Every Heart a Doorway (Wayward Children #1) by Seanan McGuire

For years, children have always disappeared under the right conditions. By slipping through shadows beneath the bed, or perhaps tumbling down a random rabbit hole, they end up somewhere…else.

And sometimes…just sometimes…they make their way back.

That is where Eleanor West’s Home for Wayward Children comes in.

Nancy was one such girl. The things she saw and experience can change a person. The other children at Ms. West’s understand what Nancy is going through all too well. Like her, they each tumbled in to a magical world and they are all trying to find their way back.

Yet with Nancy’s arrival, another change occurs. A darkness has settled in at Ms. West’s, a darkness that brings tragedy to the young people who call the place home.

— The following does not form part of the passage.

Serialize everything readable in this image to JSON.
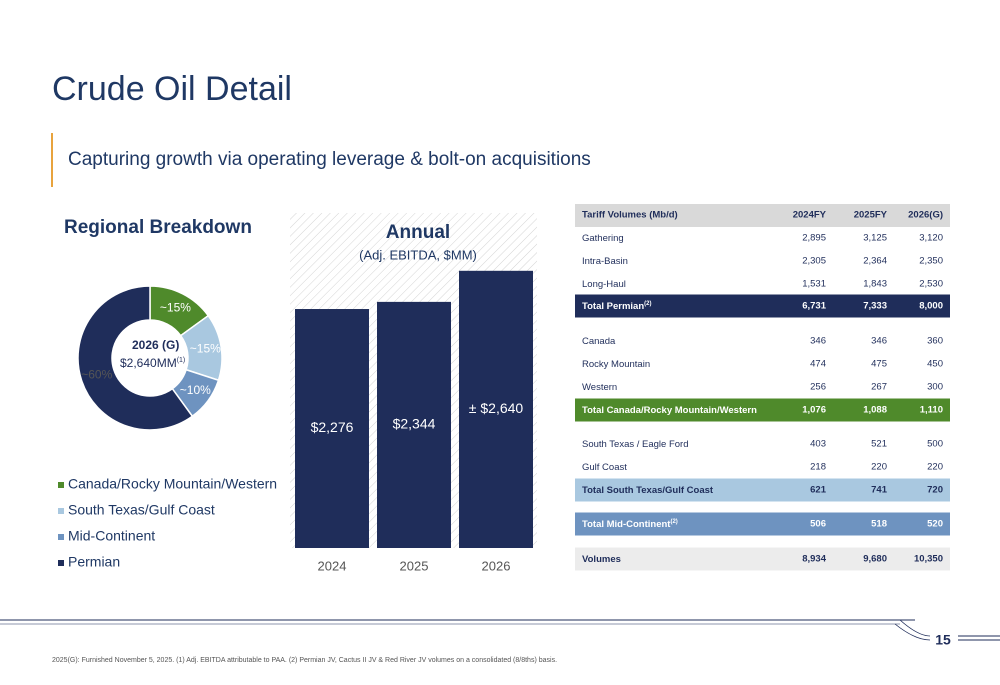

Every Heart a Doorway was yet another of the books that Goodreads recommended to me. That site is definitely getting better at recommending books for me to read and review here, for while I am somewhat familiar with Seanan McGuire and her work I was surprised to see she is also the author Mira Grant whose work I have written about in a past review.

In this particular novel, we are taken to Ms. West’s Home for Wayward Children. On the outside it looks like most any home for “troubled youths” but like most things it is more than meets the eye. This home is for young women (and a few young men) who have gone off on strange adventures and come back again.

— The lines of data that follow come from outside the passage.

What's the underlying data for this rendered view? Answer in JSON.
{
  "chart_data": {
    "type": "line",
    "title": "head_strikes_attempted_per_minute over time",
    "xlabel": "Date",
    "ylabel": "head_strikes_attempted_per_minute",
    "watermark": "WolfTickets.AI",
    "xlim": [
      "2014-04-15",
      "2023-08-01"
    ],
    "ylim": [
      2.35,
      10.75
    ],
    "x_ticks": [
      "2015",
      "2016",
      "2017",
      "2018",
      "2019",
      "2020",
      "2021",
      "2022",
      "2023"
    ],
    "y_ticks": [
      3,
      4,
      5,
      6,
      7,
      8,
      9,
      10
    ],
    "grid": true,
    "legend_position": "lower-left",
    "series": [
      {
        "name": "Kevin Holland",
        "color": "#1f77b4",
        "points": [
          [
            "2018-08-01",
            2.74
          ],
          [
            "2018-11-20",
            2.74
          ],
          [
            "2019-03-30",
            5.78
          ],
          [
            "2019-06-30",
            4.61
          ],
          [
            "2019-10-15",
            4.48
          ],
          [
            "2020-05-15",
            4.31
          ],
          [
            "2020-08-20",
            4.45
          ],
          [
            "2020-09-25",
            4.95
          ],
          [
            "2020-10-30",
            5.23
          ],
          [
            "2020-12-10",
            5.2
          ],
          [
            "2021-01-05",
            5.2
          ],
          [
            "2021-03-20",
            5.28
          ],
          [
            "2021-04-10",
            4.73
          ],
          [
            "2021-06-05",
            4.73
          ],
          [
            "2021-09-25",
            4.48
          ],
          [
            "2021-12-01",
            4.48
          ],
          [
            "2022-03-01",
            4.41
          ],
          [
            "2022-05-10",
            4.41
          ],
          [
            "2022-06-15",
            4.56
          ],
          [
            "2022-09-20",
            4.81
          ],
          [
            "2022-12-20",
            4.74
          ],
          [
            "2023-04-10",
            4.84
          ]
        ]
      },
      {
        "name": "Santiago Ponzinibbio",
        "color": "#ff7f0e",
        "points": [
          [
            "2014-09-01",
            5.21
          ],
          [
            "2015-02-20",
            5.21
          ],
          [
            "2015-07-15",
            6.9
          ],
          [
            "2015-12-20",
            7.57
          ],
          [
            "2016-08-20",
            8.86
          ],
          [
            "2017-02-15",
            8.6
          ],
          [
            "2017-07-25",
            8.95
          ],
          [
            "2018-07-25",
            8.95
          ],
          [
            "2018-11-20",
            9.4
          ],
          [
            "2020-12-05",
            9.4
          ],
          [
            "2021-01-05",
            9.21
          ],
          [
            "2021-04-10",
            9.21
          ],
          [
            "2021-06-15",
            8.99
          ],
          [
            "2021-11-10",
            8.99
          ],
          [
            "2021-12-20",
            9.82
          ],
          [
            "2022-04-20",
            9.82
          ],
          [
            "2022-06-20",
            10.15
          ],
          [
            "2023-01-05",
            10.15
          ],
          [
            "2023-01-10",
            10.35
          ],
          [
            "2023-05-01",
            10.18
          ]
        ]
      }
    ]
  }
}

Reading Every Heart a Doorway put me in mind of the novel Miss Peregrine’s Home for Pecular Children. It too featured a home for young people and a head mistress who had her own set of secrets. Both introduce an individual encountering the house for the first time, though in the former they are coming to live there and in the latter they stumble upon the place by accident.

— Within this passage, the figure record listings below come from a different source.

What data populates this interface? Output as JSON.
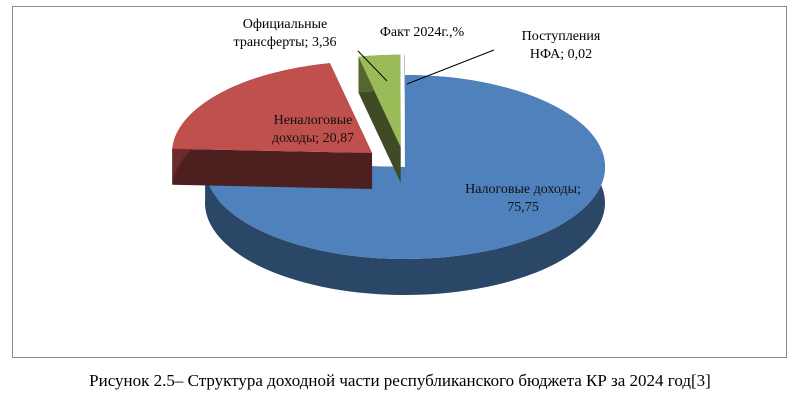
{
  "chart_data": {
    "type": "pie",
    "title": "Факт 2024г.,%",
    "slices": [
      {
        "name": "Налоговые доходы",
        "value": 75.75,
        "label_lines": [
          "Налоговые доходы;",
          "75,75"
        ],
        "color": "#4f81bd"
      },
      {
        "name": "Неналоговые доходы",
        "value": 20.87,
        "label_lines": [
          "Неналоговые",
          "доходы; 20,87"
        ],
        "color": "#c0504d"
      },
      {
        "name": "Официальные трансферты",
        "value": 3.36,
        "label_lines": [
          "Официальные",
          "трансферты; 3,36"
        ],
        "color": "#9bbb59"
      },
      {
        "name": "Поступления НФА",
        "value": 0.02,
        "label_lines": [
          "Поступления",
          "НФА; 0,02"
        ],
        "color": "#8064a2"
      }
    ],
    "style": "3d-exploded"
  },
  "caption": "Рисунок 2.5– Структура доходной части республиканского бюджета КР за 2024 год[3]"
}
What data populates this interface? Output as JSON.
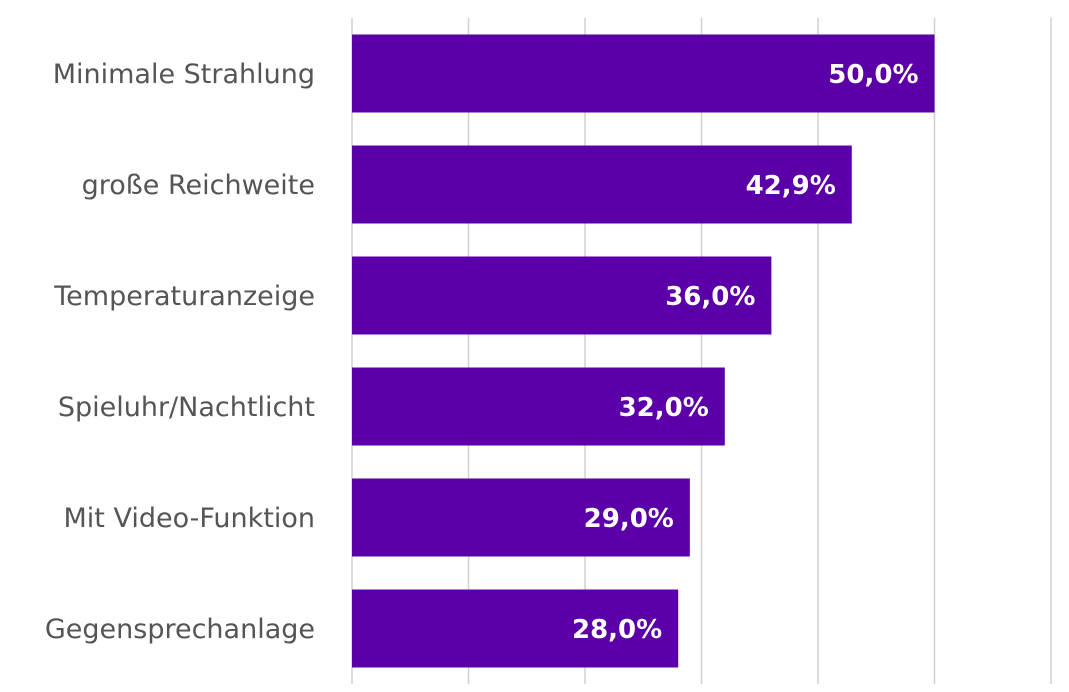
{
  "chart_data": {
    "type": "bar",
    "orientation": "horizontal",
    "categories": [
      "Minimale Strahlung",
      "große Reichweite",
      "Temperaturanzeige",
      "Spieluhr/Nachtlicht",
      "Mit Video-Funktion",
      "Gegensprechanlage"
    ],
    "values": [
      50.0,
      42.9,
      36.0,
      32.0,
      29.0,
      28.0
    ],
    "value_labels": [
      "50,0%",
      "42,9%",
      "36,0%",
      "32,0%",
      "29,0%",
      "28,0%"
    ],
    "color": "#5b00a8",
    "xlim": [
      0,
      60
    ],
    "xticks": [
      0,
      10,
      20,
      30,
      40,
      50,
      60
    ],
    "grid": true
  }
}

While Every Heart a Doorway is certainly well written and the characters are intriguing, it is far far too short. At barely over 160 pages, there just isn’t enough time to properly introduce the different characters and situations. Especially before getting to the meat of the story and its resolution. We barely get to know these people before tragedy begins to befall some of them. While I am sure we are meant to be saddened, it is difficult to feel such an emotion over a person we have only just met.

Originally, dear reader, I was going to lament that so far there was only one book in this series. However, Goodreads has once again shown me my error and I am pleased to see that there is already a second book with a third soon on the way. Should you decide to read this book – and I truly recommend you do – try and get the second book when you pick up the first. Like me, the moment you finish the first one you will be looking for the second.